Le TLFi ne l'entend pas de cette oreille
En effet, le seul point sur lequel mon hypothèse rejoint celle, beaucoup plus renseignée, du tlf est le suivant :
La disparition de l'accent circonflexe, le changement de timbre s'expliquent par le fait que le verbe n'est plus très senti comme un dér. de jeûne.
L'explication de la contraction me convainc à moitié, enfin du moins, je voudrais quelques précisions. Voici comment je vois les choses après réflexion :
Jeun vient de ieiunus, comme jeûner vient de ieiunare.
Je suppose que le [j] intervocalique chute à une époque reculée.
J'ai trouvé l'explication suivante :
I médial entre deux voyelles tombe lorsque ces voyelles ne se prêtent pas au développement d'une diphtongue, comme dans ieiunare, jeüner, jeûner ; si, au contraire, les voyelles se prêtent à une diphtongaison, l'i se combine avec la voyelle précédente : peior, *pieire, pire ; raia, raie ; troia, truie ; etc.
Je n'ai pas réussi à trouver si ensuite cela forme une diphtongue immédiate, ou si, bizarrement, le hiatus est maintenu et les deux voyelles sont senties comme distinctes.
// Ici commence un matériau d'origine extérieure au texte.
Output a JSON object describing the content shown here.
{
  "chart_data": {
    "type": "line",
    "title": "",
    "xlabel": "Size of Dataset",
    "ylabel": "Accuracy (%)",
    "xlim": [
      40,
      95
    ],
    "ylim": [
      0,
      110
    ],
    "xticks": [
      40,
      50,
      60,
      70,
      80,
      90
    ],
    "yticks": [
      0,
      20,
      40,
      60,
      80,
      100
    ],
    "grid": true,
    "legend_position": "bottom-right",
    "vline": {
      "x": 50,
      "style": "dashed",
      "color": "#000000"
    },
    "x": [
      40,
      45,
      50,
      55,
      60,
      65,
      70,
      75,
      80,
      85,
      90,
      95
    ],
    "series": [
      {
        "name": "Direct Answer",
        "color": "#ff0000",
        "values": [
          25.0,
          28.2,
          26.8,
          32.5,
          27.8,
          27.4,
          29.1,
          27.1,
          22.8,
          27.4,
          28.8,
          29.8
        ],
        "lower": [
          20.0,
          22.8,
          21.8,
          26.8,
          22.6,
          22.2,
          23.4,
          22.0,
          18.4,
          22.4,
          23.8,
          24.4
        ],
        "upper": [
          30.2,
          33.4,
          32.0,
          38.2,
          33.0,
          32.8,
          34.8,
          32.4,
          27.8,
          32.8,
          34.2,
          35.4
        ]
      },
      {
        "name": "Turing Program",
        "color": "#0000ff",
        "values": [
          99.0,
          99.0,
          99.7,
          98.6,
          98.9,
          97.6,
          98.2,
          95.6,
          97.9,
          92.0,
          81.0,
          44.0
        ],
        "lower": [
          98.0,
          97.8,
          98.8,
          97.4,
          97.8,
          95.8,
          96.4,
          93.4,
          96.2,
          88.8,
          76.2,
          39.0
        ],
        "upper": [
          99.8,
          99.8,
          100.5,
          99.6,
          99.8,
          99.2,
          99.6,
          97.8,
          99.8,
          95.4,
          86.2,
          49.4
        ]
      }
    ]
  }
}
Comme il y a formation de diphtongue, le phonème formé ne se distingue pas d'un autre "eu" qui serait issu par exemple de la diphtongaison spontanée du o long. L'accent circonflexe peut cependant s'expliquer par une étymologie rétrospective : après coup, les clercs, voyant que le "eu" de "jeûner" vient de deux voyelles autrefois distinguées par une semi-consonne, ont rajouté le circonflexe en souvenir de cet état antique. Il y a donc bien une composante étymologique que j'ai négligée.
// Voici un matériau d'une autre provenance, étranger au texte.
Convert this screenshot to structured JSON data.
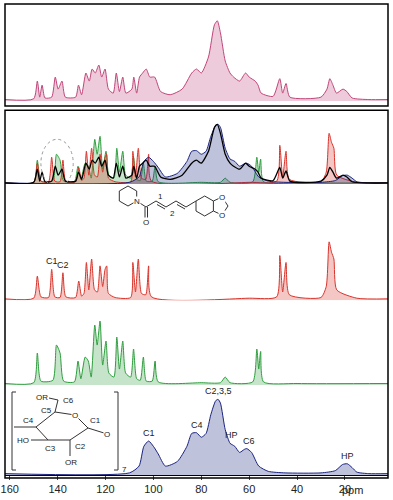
{
  "chart_data": {
    "type": "line",
    "x_label": "ppm",
    "xlim": [
      162,
      2
    ],
    "xticks": [
      160,
      140,
      120,
      100,
      80,
      60,
      40,
      20
    ],
    "tick_labels": "x",
    "panels": [
      {
        "ylim": [
          0,
          1.15
        ],
        "series": [
          {
            "type": "area",
            "color": "#c0457a",
            "x": [
              162,
              150,
              148.5,
              147.5,
              146.5,
              145.3,
              142.5,
              141,
              139.8,
              138.2,
              136.8,
              132.5,
              131.3,
              130,
              128.2,
              126.8,
              125.6,
              124.3,
              122.8,
              121.6,
              120.2,
              118.8,
              116.8,
              115.5,
              114.2,
              112.8,
              111.5,
              109,
              108.2,
              107,
              105.8,
              104.5,
              103,
              101.5,
              99.5,
              97,
              93,
              88,
              84,
              82,
              80,
              77,
              74.5,
              73.3,
              72,
              70,
              68,
              66.5,
              64,
              61.5,
              60,
              57.5,
              56.3,
              55,
              50,
              47.2,
              46,
              44.6,
              43,
              30,
              27.5,
              26.3,
              25,
              23.5,
              20.8,
              19.2,
              17,
              10,
              2
            ],
            "values": [
              0.02,
              0.03,
              0.25,
              0.05,
              0.2,
              0.04,
              0.05,
              0.3,
              0.15,
              0.25,
              0.05,
              0.05,
              0.2,
              0.08,
              0.35,
              0.25,
              0.4,
              0.35,
              0.45,
              0.3,
              0.4,
              0.15,
              0.1,
              0.35,
              0.12,
              0.3,
              0.1,
              0.15,
              0.3,
              0.1,
              0.3,
              0.35,
              0.4,
              0.3,
              0.3,
              0.12,
              0.08,
              0.15,
              0.35,
              0.4,
              0.35,
              0.55,
              0.95,
              1.0,
              0.85,
              0.5,
              0.35,
              0.3,
              0.25,
              0.35,
              0.3,
              0.25,
              0.2,
              0.1,
              0.06,
              0.28,
              0.1,
              0.22,
              0.05,
              0.05,
              0.15,
              0.28,
              0.2,
              0.1,
              0.15,
              0.12,
              0.04,
              0.02,
              0.02
            ]
          }
        ],
        "labels": []
      },
      {
        "ylim": [
          0,
          1.15
        ],
        "series": [
          {
            "type": "area",
            "color": "#2e9e3e",
            "x": [
              162,
              150,
              148.5,
              147,
              142,
              140.5,
              139,
              137.5,
              133,
              131.5,
              130.3,
              128.5,
              127.2,
              126,
              124.5,
              123.5,
              122.3,
              121.2,
              119.8,
              118.6,
              116.5,
              115.3,
              114.2,
              112.8,
              111.6,
              109.5,
              108.3,
              107,
              105.5,
              104.2,
              103,
              100.5,
              99.3,
              98,
              80,
              72,
              70,
              68,
              58.5,
              56.8,
              56,
              55.2,
              54,
              40,
              2
            ],
            "values": [
              0.02,
              0.03,
              0.4,
              0.05,
              0.06,
              0.5,
              0.4,
              0.05,
              0.04,
              0.3,
              0.08,
              0.35,
              0.3,
              0.1,
              0.75,
              0.5,
              0.8,
              0.25,
              0.55,
              0.15,
              0.1,
              0.6,
              0.2,
              0.55,
              0.15,
              0.1,
              0.45,
              0.08,
              0.06,
              0.35,
              0.05,
              0.05,
              0.3,
              0.04,
              0.03,
              0.03,
              0.1,
              0.03,
              0.04,
              0.45,
              0.2,
              0.42,
              0.04,
              0.02,
              0.02
            ]
          },
          {
            "type": "area",
            "color": "#d9342b",
            "x": [
              162,
              150,
              148.5,
              147,
              143.8,
              142.5,
              141.2,
              139,
              137.8,
              136.6,
              132.5,
              131.2,
              130,
              129,
              128,
              127,
              125.8,
              124.6,
              123.4,
              122.3,
              121.2,
              120.2,
              119.5,
              118.8,
              116,
              109.5,
              108.6,
              107.5,
              106.3,
              105,
              103.2,
              102,
              100.8,
              60,
              48.5,
              47.2,
              46,
              44.6,
              43.2,
              30,
              27.8,
              26.6,
              25.6,
              24.6,
              23.4,
              15,
              2
            ],
            "values": [
              0.02,
              0.03,
              0.35,
              0.05,
              0.04,
              0.45,
              0.05,
              0.04,
              0.4,
              0.05,
              0.04,
              0.28,
              0.06,
              0.1,
              0.55,
              0.15,
              0.6,
              0.15,
              0.12,
              0.5,
              0.2,
              0.45,
              0.5,
              0.1,
              0.04,
              0.04,
              0.55,
              0.12,
              0.6,
              0.1,
              0.08,
              0.5,
              0.05,
              0.03,
              0.05,
              0.65,
              0.12,
              0.55,
              0.08,
              0.04,
              0.2,
              0.85,
              0.7,
              0.6,
              0.15,
              0.03,
              0.02
            ]
          },
          {
            "type": "area",
            "color": "#1a237e",
            "x": [
              162,
              110,
              106,
              104,
              102,
              100,
              98,
              95,
              90,
              86,
              84,
              82,
              80,
              78,
              76,
              74,
              73,
              72,
              70,
              68,
              67,
              66,
              64,
              62,
              61,
              59,
              56,
              52,
              45,
              30,
              24,
              21,
              19,
              17,
              15,
              10,
              2
            ],
            "values": [
              0.02,
              0.03,
              0.12,
              0.38,
              0.45,
              0.38,
              0.28,
              0.12,
              0.18,
              0.38,
              0.55,
              0.56,
              0.5,
              0.55,
              0.8,
              0.98,
              1.0,
              0.95,
              0.6,
              0.42,
              0.4,
              0.38,
              0.3,
              0.34,
              0.35,
              0.3,
              0.12,
              0.05,
              0.03,
              0.03,
              0.06,
              0.14,
              0.15,
              0.1,
              0.04,
              0.02,
              0.02
            ]
          },
          {
            "type": "line",
            "color": "#000000",
            "x": [
              162,
              150,
              148.5,
              147.5,
              146.5,
              145.3,
              142.5,
              141,
              139.8,
              138.2,
              136.8,
              132.5,
              131.3,
              130,
              128.2,
              126.8,
              125.6,
              124.3,
              122.8,
              121.6,
              120.2,
              118.8,
              116.8,
              115.5,
              114.2,
              112.8,
              111.5,
              109,
              108.2,
              107,
              105.8,
              104.5,
              103,
              101.5,
              99.5,
              97,
              93,
              88,
              84,
              82,
              80,
              77,
              74.5,
              73.3,
              72,
              70,
              68,
              66.5,
              64,
              61.5,
              60,
              57.5,
              56.3,
              55,
              50,
              47.2,
              46,
              44.6,
              43,
              30,
              27.5,
              26.3,
              25,
              23.5,
              20.8,
              19.2,
              17,
              10,
              2
            ],
            "values": [
              0.02,
              0.03,
              0.25,
              0.05,
              0.2,
              0.04,
              0.05,
              0.3,
              0.15,
              0.25,
              0.05,
              0.05,
              0.2,
              0.08,
              0.35,
              0.25,
              0.4,
              0.35,
              0.45,
              0.3,
              0.4,
              0.15,
              0.1,
              0.35,
              0.12,
              0.3,
              0.1,
              0.15,
              0.3,
              0.1,
              0.3,
              0.35,
              0.4,
              0.3,
              0.3,
              0.12,
              0.08,
              0.15,
              0.35,
              0.4,
              0.35,
              0.55,
              0.95,
              1.0,
              0.85,
              0.5,
              0.35,
              0.3,
              0.25,
              0.35,
              0.3,
              0.25,
              0.2,
              0.1,
              0.06,
              0.28,
              0.1,
              0.22,
              0.05,
              0.05,
              0.15,
              0.28,
              0.2,
              0.1,
              0.15,
              0.12,
              0.04,
              0.02,
              0.02
            ]
          }
        ],
        "labels": []
      },
      {
        "ylim": [
          0,
          1.6
        ],
        "series": [
          {
            "type": "area",
            "color": "#d9342b",
            "x": [
              162,
              150,
              148.5,
              147,
              143.8,
              142.5,
              141.2,
              139,
              137.8,
              136.6,
              132.5,
              131.2,
              130,
              129,
              128,
              127,
              125.8,
              124.6,
              123.4,
              122.3,
              121.2,
              120.2,
              119.5,
              118.8,
              116,
              109.5,
              108.6,
              107.5,
              106.3,
              105,
              103.2,
              102,
              100.8,
              60,
              48.5,
              47.2,
              46,
              44.6,
              43.2,
              30,
              27.8,
              26.6,
              25.6,
              24.6,
              23.4,
              15,
              2
            ],
            "values": [
              0.02,
              0.03,
              0.35,
              0.05,
              0.04,
              0.45,
              0.05,
              0.04,
              0.4,
              0.05,
              0.04,
              0.28,
              0.06,
              0.1,
              0.55,
              0.15,
              0.6,
              0.15,
              0.12,
              0.5,
              0.2,
              0.45,
              0.5,
              0.1,
              0.04,
              0.04,
              0.55,
              0.12,
              0.6,
              0.1,
              0.08,
              0.5,
              0.05,
              0.03,
              0.05,
              0.65,
              0.12,
              0.55,
              0.08,
              0.04,
              0.2,
              0.85,
              0.7,
              0.6,
              0.15,
              0.03,
              0.02
            ]
          }
        ],
        "labels": [
          {
            "text": "C1",
            "x": 142.5
          },
          {
            "text": "C2",
            "x": 137.8
          }
        ]
      },
      {
        "ylim": [
          0,
          1.0
        ],
        "series": [
          {
            "type": "area",
            "color": "#2e9e3e",
            "x": [
              162,
              150,
              148.5,
              147,
              142,
              140.5,
              139,
              137.5,
              133,
              131.5,
              130.3,
              128.5,
              127.2,
              126,
              124.5,
              123.5,
              122.3,
              121.2,
              119.8,
              118.6,
              116.5,
              115.3,
              114.2,
              112.8,
              111.6,
              109.5,
              108.3,
              107,
              105.5,
              104.2,
              103,
              100.5,
              99.3,
              98,
              80,
              72,
              70,
              68,
              58.5,
              56.8,
              56,
              55.2,
              54,
              40,
              2
            ],
            "values": [
              0.02,
              0.03,
              0.4,
              0.05,
              0.06,
              0.5,
              0.4,
              0.05,
              0.04,
              0.3,
              0.08,
              0.35,
              0.3,
              0.1,
              0.75,
              0.5,
              0.8,
              0.25,
              0.55,
              0.15,
              0.1,
              0.6,
              0.2,
              0.55,
              0.15,
              0.1,
              0.45,
              0.08,
              0.06,
              0.35,
              0.05,
              0.05,
              0.3,
              0.04,
              0.03,
              0.03,
              0.1,
              0.03,
              0.04,
              0.45,
              0.2,
              0.42,
              0.04,
              0.02,
              0.02
            ]
          }
        ],
        "labels": []
      },
      {
        "ylim": [
          0,
          1.15
        ],
        "series": [
          {
            "type": "area",
            "color": "#1a237e",
            "x": [
              162,
              110,
              106,
              104,
              102,
              100,
              98,
              95,
              90,
              86,
              84,
              82,
              80,
              78,
              76,
              74,
              73,
              72,
              70,
              68,
              67,
              66,
              64,
              62,
              61,
              59,
              56,
              52,
              45,
              30,
              24,
              21,
              19,
              17,
              15,
              10,
              2
            ],
            "values": [
              0.02,
              0.03,
              0.12,
              0.38,
              0.45,
              0.38,
              0.28,
              0.12,
              0.18,
              0.38,
              0.55,
              0.56,
              0.5,
              0.55,
              0.8,
              0.98,
              1.0,
              0.95,
              0.6,
              0.42,
              0.4,
              0.38,
              0.3,
              0.34,
              0.35,
              0.3,
              0.12,
              0.05,
              0.03,
              0.03,
              0.06,
              0.14,
              0.15,
              0.1,
              0.04,
              0.02,
              0.02
            ]
          }
        ],
        "labels": [
          {
            "text": "C1",
            "x": 102
          },
          {
            "text": "C4",
            "x": 82
          },
          {
            "text": "C2,3,5",
            "x": 73
          },
          {
            "text": "HP",
            "x": 67.5
          },
          {
            "text": "C6",
            "x": 60
          },
          {
            "text": "HP",
            "x": 19
          }
        ]
      }
    ]
  },
  "structures": {
    "piperine": [
      "N",
      "O",
      "1",
      "2",
      "O",
      "O"
    ],
    "cyclodextrin": [
      "OR",
      "C6",
      "C5",
      "C4",
      "O",
      "HO",
      "C3",
      "C2",
      "OR",
      "C1",
      "O",
      "7"
    ]
  }
}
Il y a aussi une composante phonétique. Le [ø] tonique devant consonne articulée aurait dû s'ouvrir entre le XIII° et le XVII° siècle, selon une loi phonétique qui est presque sans exceptions. Cependant, j'explique le maintien inhabituel de la fermeture de la voyelle par la volonté de distinguer à l'oral jeûne du jeune. L'allongement de la voyelle, attesté par Furetière, a pu avoir aussi cette valeur distinctive, ou même constituer une affectation semblable au redoublement oral des consonnes doubles.
L'accent circonflexe a dès lors trois justifications : il conforte la prononciation particulière du "eu", il renvoie au latin, et crée une distinction graphique. L'étymologie à ce qu'il me semble n'est pas la cause principale de la présence de l'accent circonflexe : celle-ci n'a servi que de caution savante pour conserver une orthographe et une prononciation artificielle créée surtout pour distinguer "jeûne" de son homonyme plus courant.